I can't get the computer to upload my pictures, so I will try later, but I have the feeling lately that I need to savor each moment of each day. The kids have decided to go back to school next year, and I am trying to just savor each late morning, and each bit of day that I get to be with them and teach them. I have to admit, I love being the one to introduce them to new things and teach them cool tricks. I will miss it terribly. I also realize that if I am going to get this school thing done, something has got to give. I am trying to not feel like a failure, but have such mixed emotions. I actually am looking forward to some time with just the girls, since if I tell the truth, they don't get my attention like the boys did, because I am always helping the boys with school. I really loved the leisurely schedule of home school. Loved getting to read to my kids everyday, have devotional and do arts with them. I am hoping that I can get my school done, and then do home school again when I can really focus on just them.
I am loving the easy pace of life and the satisfaction I get from our land and animals. There is truly a peace that I feel here, even if it is mixed with longings for home. I am thinking that those feelings are probably stronger now because I miss my parents while they are on their mission. I am content in our surroundings and love each one of my kids so immensely. They bring so much pure JOY to me. They are so GOOD. I don't know where they get it, but they are inherently good. They never cease to amaze me with their abilities. I bask in their perfection, because to me they are perfect, and a great reminder of what is truly important in this life.

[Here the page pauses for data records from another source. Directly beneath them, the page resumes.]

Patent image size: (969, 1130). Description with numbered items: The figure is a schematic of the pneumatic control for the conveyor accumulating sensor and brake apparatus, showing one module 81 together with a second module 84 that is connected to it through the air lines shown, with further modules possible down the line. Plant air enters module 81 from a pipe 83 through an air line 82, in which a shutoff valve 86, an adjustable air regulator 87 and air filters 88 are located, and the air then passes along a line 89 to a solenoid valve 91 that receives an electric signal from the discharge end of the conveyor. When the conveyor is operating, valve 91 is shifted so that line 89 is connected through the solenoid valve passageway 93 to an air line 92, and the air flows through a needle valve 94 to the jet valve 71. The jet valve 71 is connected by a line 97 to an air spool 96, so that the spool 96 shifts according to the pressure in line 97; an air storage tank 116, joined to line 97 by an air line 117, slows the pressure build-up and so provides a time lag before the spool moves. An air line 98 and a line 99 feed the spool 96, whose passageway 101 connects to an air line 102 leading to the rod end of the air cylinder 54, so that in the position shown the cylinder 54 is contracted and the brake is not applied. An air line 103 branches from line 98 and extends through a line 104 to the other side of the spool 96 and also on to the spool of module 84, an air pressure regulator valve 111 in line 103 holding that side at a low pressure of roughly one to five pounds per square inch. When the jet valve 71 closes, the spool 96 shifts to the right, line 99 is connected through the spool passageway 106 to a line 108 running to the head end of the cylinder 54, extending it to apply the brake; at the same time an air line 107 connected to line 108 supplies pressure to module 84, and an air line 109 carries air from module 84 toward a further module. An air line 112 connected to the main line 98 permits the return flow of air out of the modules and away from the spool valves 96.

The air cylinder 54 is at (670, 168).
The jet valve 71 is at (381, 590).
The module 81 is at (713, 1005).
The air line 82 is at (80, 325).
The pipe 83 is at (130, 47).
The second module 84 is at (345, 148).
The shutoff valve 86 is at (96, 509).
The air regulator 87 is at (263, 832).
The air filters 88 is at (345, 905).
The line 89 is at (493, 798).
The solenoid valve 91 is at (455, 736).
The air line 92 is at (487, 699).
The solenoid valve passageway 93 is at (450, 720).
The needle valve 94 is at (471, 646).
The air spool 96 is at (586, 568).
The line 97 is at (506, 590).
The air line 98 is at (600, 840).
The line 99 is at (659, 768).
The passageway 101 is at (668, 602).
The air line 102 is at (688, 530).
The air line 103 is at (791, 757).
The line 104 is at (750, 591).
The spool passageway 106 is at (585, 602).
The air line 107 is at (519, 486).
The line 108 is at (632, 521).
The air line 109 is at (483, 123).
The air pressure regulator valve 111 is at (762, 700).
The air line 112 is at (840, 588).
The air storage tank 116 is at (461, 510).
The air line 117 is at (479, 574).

I watched the primary kids sing is sacrament meeting "I Know that My Saviour Loves Me" the new song they are learning this year and I saw Mara, only four, sing every word with such conviction that I couldn't help but feel her knowledge: that she just knew. I was struck by how innate that knowledge comes to these kids. They do know, and what a great responsibility it is to help them keep that knowledge.
I am grateful for each day and each moment that defines my life-good and bad, for they are all experience and I will take it! I am so far from getting there, but each day I just keep trying! and that trying is all that is required.
5 comments:
I am sorry that you are having to send them back to school. Just think though you will get to have more tea parties and dress up days now. Thank you for your post. IT is so true how much these kids know our Savior and his plan. Elsie the other day was saying I love Heavenly Father, Jesus, and the Holy Ghost over and over. I have to say those are the moments that make it worth it.
Love LOVE LOVE your blog! Thanks for the reminder.
Melanie, I know I probably sound like a broken record, but you are amazing! Home school or public school, your kids will be amazing because either way you are still their mom! Thanks for the great reminder of what is really important in life! You are great!
WOW! melanie that was a great post! you are amazing in all that you do!
Melanie... What can I say.... You made us cry at the thought that we are your parents and grandparents to your Truly Amazing Children.
We love you for the GOOD person you are and they way you and Ryan are such wonderful parents and try so hard! Almost makes us want to start over and see if we couldn't be better. We miss you so much and know that Heavenly Father watches over us ALL!